Zydus Lifesciences has received Orphan Drug Designation (ODD) from USFDA for Desidustat, a novel oral HIF-PHI, for the treatment of beta-thalassemia. The USFDA's Office of Orphan Drug Products grants orphan status to support development of medicines for the treatment of rare diseases that affect fewer than 200,000 people in the United States. 

Beta thalassaemia patients have low levels of haemoglobin, which results in a lack of oxygen in many parts of the body, leading to weakness, fatigue and more serious complications. Treatment for people with beta thalassaemia often requires lifelong regimens of chronic blood transfusions for survival and treatment for iron overload due to the transfusions. 

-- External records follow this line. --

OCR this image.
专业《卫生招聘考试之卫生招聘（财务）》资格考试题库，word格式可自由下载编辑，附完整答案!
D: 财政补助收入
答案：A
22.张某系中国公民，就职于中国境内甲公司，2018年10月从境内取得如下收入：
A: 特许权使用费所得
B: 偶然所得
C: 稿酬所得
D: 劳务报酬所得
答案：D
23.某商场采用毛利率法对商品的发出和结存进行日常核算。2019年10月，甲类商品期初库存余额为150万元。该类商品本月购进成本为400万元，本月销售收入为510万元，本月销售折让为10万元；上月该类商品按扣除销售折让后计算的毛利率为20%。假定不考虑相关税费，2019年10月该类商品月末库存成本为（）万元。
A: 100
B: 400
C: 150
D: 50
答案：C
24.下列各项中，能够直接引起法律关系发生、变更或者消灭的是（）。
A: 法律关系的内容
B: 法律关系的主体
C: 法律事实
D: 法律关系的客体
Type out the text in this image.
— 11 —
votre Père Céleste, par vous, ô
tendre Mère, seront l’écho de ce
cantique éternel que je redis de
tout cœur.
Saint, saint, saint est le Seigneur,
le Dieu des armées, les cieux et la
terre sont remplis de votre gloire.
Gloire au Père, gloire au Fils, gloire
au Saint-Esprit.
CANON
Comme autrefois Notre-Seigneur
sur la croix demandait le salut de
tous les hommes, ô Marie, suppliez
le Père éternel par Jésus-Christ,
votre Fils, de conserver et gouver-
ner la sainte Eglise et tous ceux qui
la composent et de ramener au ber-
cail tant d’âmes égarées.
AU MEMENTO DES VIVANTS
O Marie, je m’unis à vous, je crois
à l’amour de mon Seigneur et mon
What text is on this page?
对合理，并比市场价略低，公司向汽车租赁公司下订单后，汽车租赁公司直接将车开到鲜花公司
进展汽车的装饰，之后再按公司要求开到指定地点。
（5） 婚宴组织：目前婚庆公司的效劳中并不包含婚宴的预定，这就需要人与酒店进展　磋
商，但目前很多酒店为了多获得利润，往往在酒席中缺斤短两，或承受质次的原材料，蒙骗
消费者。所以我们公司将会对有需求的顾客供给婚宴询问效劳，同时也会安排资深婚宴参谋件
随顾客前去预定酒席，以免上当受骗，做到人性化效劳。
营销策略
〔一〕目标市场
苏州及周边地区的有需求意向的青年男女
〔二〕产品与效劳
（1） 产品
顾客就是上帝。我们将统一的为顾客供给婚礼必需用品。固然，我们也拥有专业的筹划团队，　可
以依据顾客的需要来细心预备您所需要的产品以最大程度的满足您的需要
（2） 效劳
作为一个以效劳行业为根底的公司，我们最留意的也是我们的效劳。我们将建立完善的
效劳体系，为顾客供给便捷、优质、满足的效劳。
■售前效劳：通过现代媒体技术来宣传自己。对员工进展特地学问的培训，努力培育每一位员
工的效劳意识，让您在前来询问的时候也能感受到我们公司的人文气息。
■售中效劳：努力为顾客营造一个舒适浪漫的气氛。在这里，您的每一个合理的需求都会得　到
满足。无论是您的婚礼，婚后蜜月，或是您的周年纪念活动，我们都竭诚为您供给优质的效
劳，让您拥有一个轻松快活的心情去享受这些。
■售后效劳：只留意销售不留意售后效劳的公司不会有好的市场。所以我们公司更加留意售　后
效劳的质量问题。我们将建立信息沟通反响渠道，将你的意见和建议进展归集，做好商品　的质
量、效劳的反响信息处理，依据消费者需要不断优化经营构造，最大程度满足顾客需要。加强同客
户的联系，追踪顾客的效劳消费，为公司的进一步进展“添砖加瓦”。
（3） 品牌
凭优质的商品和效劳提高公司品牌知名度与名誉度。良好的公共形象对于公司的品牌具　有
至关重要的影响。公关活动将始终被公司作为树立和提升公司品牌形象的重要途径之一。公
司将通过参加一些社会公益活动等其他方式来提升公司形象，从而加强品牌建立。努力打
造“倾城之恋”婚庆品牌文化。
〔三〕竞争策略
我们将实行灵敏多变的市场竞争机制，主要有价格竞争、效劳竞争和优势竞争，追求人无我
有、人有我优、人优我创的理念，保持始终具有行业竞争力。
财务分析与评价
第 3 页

Desidustat is a hypoxia inducible factor (HIF)-prolyl hydroxylase inhibitor (PHI) and has the potential to increase haemoglobin and red blood cell counts. Research in beta-thalassaemic mice showed that desidustat treatment led to an increase in haemoglobin and red blood cell (RBC) levels. Orphan drug designation by the USFDA for Desidustat, provides eligibility for certain development incentives, including tax credits for qualified clinical testing, prescription drug user fee exemptions and a potential seven-year marketing exclusivity upon the USFDA approval.

Zydus Lifesciences (formerly known as Cadila Healthcare), a company limited by shares, incorporated and domiciled in India, operates as an integrated pharmaceutical company with business encompassing the entire value chain in the research, development, production, marketing and distribution of pharmaceutical products.